WASHINGTON, March 6 Thu Mar 6, 2014 2:00pm EST

WASHINGTON, March 6 (Reuters) - U.S. Federal Communications Commission on March 31 will vote on new rules that would prohibit broadcast companies from controlling more than two TV stations in a market by sharing advertising sales staff, FCC officials said on Thursday.

FCC Chairman Tom Wheeler is now proposing new rules that would count a broadcaster as having an ownership interest in any station where that owner sells 15 percent or more of advertising time.

Another proposed rule would also ban two or more broadcasters that technically compete against each other in the same market to band together and jointly negotiate retransmission agreements with cable and satellite companies.

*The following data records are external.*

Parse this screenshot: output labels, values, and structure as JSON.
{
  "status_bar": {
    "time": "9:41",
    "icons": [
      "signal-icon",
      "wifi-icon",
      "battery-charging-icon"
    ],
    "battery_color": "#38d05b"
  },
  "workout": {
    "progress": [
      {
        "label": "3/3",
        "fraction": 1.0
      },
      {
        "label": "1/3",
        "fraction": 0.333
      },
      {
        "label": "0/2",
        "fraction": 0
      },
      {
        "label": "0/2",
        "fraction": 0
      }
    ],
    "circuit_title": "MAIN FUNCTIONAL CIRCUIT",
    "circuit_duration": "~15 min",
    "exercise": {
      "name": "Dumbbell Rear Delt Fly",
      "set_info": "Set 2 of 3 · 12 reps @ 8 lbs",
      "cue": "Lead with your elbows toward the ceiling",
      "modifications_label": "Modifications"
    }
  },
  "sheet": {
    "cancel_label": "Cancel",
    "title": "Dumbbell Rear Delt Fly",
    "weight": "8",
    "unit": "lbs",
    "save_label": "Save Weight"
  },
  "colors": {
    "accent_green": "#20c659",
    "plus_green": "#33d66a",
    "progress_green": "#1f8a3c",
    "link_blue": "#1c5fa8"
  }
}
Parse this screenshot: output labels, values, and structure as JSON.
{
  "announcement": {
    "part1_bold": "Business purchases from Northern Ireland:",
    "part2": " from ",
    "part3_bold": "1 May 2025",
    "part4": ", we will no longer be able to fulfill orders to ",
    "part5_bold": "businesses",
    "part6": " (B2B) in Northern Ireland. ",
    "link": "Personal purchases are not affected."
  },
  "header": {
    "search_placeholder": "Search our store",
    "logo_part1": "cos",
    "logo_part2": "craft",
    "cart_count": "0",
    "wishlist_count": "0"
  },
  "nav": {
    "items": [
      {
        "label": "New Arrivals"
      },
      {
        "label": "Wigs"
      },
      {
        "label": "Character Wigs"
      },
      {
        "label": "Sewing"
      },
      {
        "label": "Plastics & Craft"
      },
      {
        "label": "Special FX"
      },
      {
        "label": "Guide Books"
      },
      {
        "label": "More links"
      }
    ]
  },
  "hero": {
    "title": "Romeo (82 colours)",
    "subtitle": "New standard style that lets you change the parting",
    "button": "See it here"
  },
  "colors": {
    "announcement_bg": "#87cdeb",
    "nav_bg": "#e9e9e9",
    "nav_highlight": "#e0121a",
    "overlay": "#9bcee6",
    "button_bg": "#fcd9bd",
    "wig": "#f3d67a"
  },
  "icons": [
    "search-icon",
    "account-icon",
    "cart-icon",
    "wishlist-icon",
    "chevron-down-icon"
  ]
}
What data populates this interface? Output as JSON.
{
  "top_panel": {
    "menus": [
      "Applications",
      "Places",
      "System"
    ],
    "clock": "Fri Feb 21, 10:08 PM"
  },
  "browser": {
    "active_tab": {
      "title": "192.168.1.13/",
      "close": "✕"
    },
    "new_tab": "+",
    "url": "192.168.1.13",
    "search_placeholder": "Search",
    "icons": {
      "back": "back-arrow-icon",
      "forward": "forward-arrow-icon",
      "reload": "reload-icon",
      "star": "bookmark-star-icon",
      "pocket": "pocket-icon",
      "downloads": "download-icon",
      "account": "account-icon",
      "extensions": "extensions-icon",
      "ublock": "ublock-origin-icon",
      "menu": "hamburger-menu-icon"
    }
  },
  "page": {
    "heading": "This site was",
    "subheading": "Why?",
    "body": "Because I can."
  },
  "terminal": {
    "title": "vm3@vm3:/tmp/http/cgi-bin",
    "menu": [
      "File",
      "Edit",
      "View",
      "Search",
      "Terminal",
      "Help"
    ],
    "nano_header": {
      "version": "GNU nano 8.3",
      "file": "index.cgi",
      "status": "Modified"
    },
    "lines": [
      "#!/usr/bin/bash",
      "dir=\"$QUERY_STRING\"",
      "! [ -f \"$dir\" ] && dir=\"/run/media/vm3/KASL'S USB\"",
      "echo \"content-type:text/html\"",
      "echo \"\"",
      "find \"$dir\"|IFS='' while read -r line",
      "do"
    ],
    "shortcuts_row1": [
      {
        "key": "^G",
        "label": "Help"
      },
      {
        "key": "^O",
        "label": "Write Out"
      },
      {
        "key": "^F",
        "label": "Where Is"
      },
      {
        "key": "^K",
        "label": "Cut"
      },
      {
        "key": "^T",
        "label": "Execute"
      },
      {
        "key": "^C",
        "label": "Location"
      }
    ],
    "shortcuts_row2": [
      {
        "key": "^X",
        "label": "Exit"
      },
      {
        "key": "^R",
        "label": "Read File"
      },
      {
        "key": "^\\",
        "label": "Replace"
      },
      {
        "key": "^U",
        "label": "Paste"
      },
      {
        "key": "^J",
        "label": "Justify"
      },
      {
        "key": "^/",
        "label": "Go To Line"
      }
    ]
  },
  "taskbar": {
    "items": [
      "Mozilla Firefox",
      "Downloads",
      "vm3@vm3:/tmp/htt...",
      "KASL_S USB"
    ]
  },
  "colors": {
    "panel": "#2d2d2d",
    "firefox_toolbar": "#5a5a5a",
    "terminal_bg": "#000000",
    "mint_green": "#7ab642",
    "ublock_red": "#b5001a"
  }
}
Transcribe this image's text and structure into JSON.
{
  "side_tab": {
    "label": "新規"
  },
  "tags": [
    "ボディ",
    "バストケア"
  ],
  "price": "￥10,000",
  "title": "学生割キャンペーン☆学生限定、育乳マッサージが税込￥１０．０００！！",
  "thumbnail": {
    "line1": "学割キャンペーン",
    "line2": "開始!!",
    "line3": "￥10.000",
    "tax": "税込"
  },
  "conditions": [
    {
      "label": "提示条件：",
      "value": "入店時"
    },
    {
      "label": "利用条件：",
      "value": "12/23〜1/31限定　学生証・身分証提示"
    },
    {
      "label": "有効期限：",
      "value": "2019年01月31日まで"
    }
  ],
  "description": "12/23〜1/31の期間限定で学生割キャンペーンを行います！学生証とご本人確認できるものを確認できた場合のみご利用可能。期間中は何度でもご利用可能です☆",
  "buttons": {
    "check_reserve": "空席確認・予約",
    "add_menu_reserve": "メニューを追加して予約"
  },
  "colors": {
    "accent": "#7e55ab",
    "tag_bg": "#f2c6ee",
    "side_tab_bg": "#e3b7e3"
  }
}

Current FCC rules typically prohibit one broadcaster from owning two TV stations in one local market. But some companies have relied on workarounds that the FCC says often give one broadcaster de facto control over another station's programming and finances.

For instance, some stations in the same market strike agreements that has one of them selling some or all advertising for the other in a deal known as a joint services agreement.

If adopted, new rules could mean potential divestitures for large TV station owners such as Sinclair Broadcast Group Inc. . The FCC said it would give broadcasters two years to divest or apply for waivers, which the FCC would consider on a case-by-case basis to see if they are in the public interest.

The new rules would change the current media ownership regulations, which the FCC is required to review every four years. As the five-member FCC votes on the rules, it will also vote to launch the 2014 quadrennial media ownership review, merging the unfinished 2010 review into the new one.

The review would seek comment on whether broadcasters should disclose some so-called shared services agreements on sharing assets, such as a news helicopter.

It would also keep the current limit on one owner's controlling a major newspaper and TV station in one market and seek comment on possibly relaxing those restrictions.